— Наводка, пять минут риска, и мы на коне, — хохотнул Пашка, — понял, малой?! Сколько чистыми, Ир?
— Чуть больше семидесяти, да барахло скинем, ещё где-то столько же получим, — отозвалась девушка.
— Круто! — Вырывается у меня, — это за один раз столько взять можно!?
— Можно и больше, Тоха, — смеётся Вовка, положив мне руку на плечо, — раз четыре миллиона взяли чистыми, ух и погудели! Но там дело такое… нам добро дали обчистить того мудилу. Забыл человечек, под кем ходит и кому отстёгивать должен, вот и сняли с него защиту.
— На ноги приземлили, — веско говорит Пашка, стукнув кулаком по ладони с нехорошей ухмылкой, — чтоб вспомнил, откуда вышел!
Два час спустя, скинув добычу, засели у Ашота, толстого шашлычника с заведением в глубине спального микрорайона. Народ здесь всё больше из диаспоры и такие, как мы — уличные волки, как говорит Пашка.
— Добавки хочешь, дарагой? — Ласково спрашивает армянин.
— Спасибо, дядя Ашот, не влезет больше — порции у вас здоровенные. И вкусно всё!
— Кушай, дарагой! — Ашот отходит, потрепав меня по волосам.
— Хороший ара, — чуточку нетрезво говорит Вовка, — не великого ума, но мужик!
Почему-то захотелось возразить ему, глаза у Ашота не соответствуют нарочито-простоватому имиджу. Но старшаки лучше знают людей, на то они и старшаки!
В желудке тяжело лежит вкуснейшее мясо, заполированное лёгким домашним вином.

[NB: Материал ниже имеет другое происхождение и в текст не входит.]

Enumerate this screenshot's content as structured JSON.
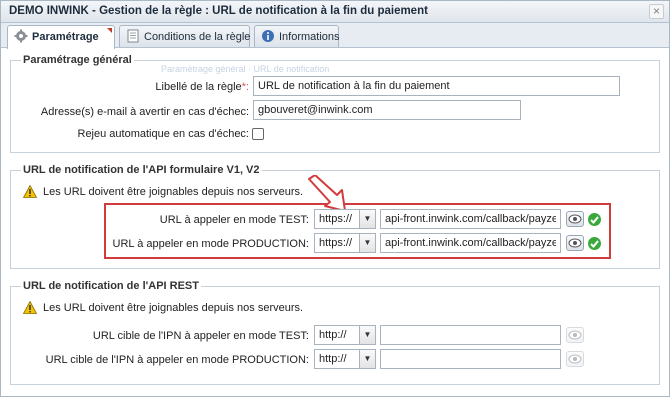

— Из-под самого Арарата, мамой клянусь, да!
В кармане пятнадцать тыщь — бешенные, нереальные деньги, которые так просто не потратить!

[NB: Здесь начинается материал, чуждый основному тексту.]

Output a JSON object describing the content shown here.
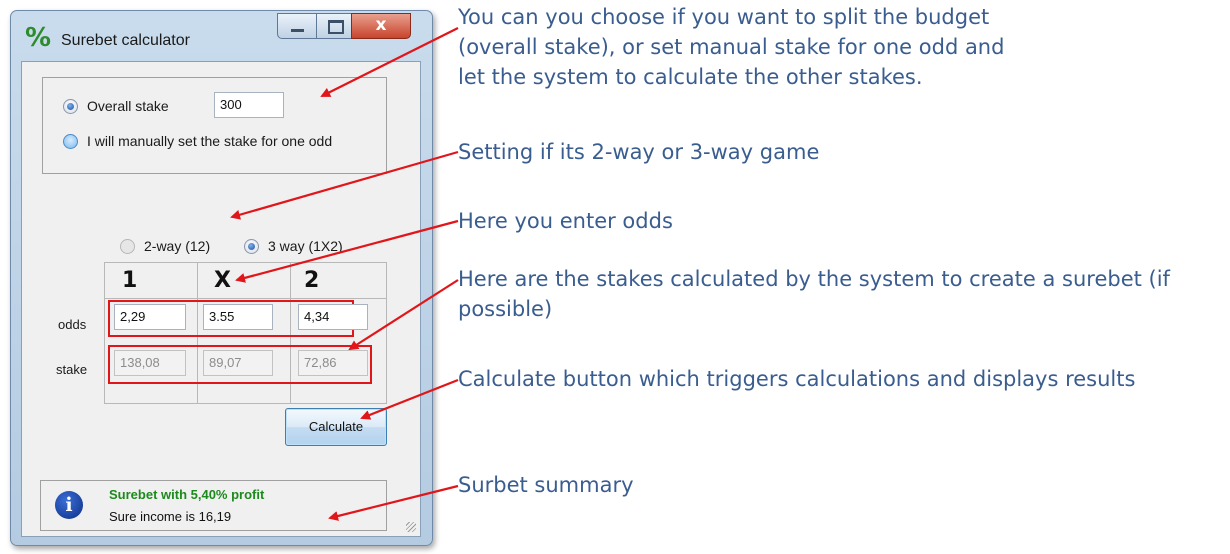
{
  "window": {
    "title": "Surebet calculator",
    "app_icon_glyph": "%",
    "close_glyph": "x"
  },
  "stake_mode": {
    "overall_label": "Overall stake",
    "overall_value": "300",
    "manual_label": "I will manually set the stake for one odd",
    "selected": "overall"
  },
  "game_type": {
    "two_way_label": "2-way (12)",
    "three_way_label": "3 way (1X2)",
    "selected": "3-way"
  },
  "table": {
    "headers": [
      "1",
      "X",
      "2"
    ],
    "odds_label": "odds",
    "stake_label": "stake",
    "odds": [
      "2,29",
      "3.55",
      "4,34"
    ],
    "stakes": [
      "138,08",
      "89,07",
      "72,86"
    ]
  },
  "calculate_button": "Calculate",
  "summary": {
    "headline": "Surebet with 5,40% profit",
    "income": "Sure income is  16,19"
  },
  "annotations": {
    "stake_mode": "You can you choose if you want to split the budget (overall stake), or set manual stake for one odd and let the system to calculate the other stakes.",
    "game_type": "Setting if its 2-way or 3-way game",
    "odds": "Here you enter odds",
    "stakes": "Here are the stakes calculated by the system to create a surebet (if possible)",
    "calculate": "Calculate button which triggers calculations and displays results",
    "summary": "Surbet summary"
  },
  "colors": {
    "annotation_text": "#3a5d8f",
    "arrow": "#e0161a",
    "highlight_box": "#e0161a",
    "profit_text": "#1d8a1d"
  },
  "icons": [
    "percent-icon",
    "minimize-icon",
    "maximize-icon",
    "close-icon",
    "info-icon"
  ]
}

— Смотрящему отстегнуть, наводчику, а вот и твоя доля, Тоха!
— Ну что, понравилось? — Подмигивает Пашка. Расплываюсь в улыбке… как здорово, что у меня такие друзья!
Тяжёлый удар по затылку выбил из меня дух, очнулся уже с тяжело гудящей головой и руками, связанными за спиной крепко, до потери чувствительности. Лежу лицом вниз, уткнувшись в перегнившую листву и чувствуя, как по коже ползают насекомые.
В голове сумбур, нет даже страха, только дикая головная боль и тошнота. Едва успеваю повернуть голову, чтобы не захлебнуться рвотными массами.
Проблевавшись, открываю наконец глаза и утыкаюсь взглядом в Сунила. Мёртвые, широко открытые глаза индийца с ползающими по ним мухами сантиметрах в двадцати от моего лица. Перерезанное до самого позвоночного столба горло не оставляет сомнений в его гибели. Хорошо видны многоножки, подъедающие запекшуюся кровь.
Тяжёлый, липкий страх накрывает одеялом, отправляя в глубокий обморок. Очнулся чуть поодаль, от пощёчин и струек воды, лившейся в лицо.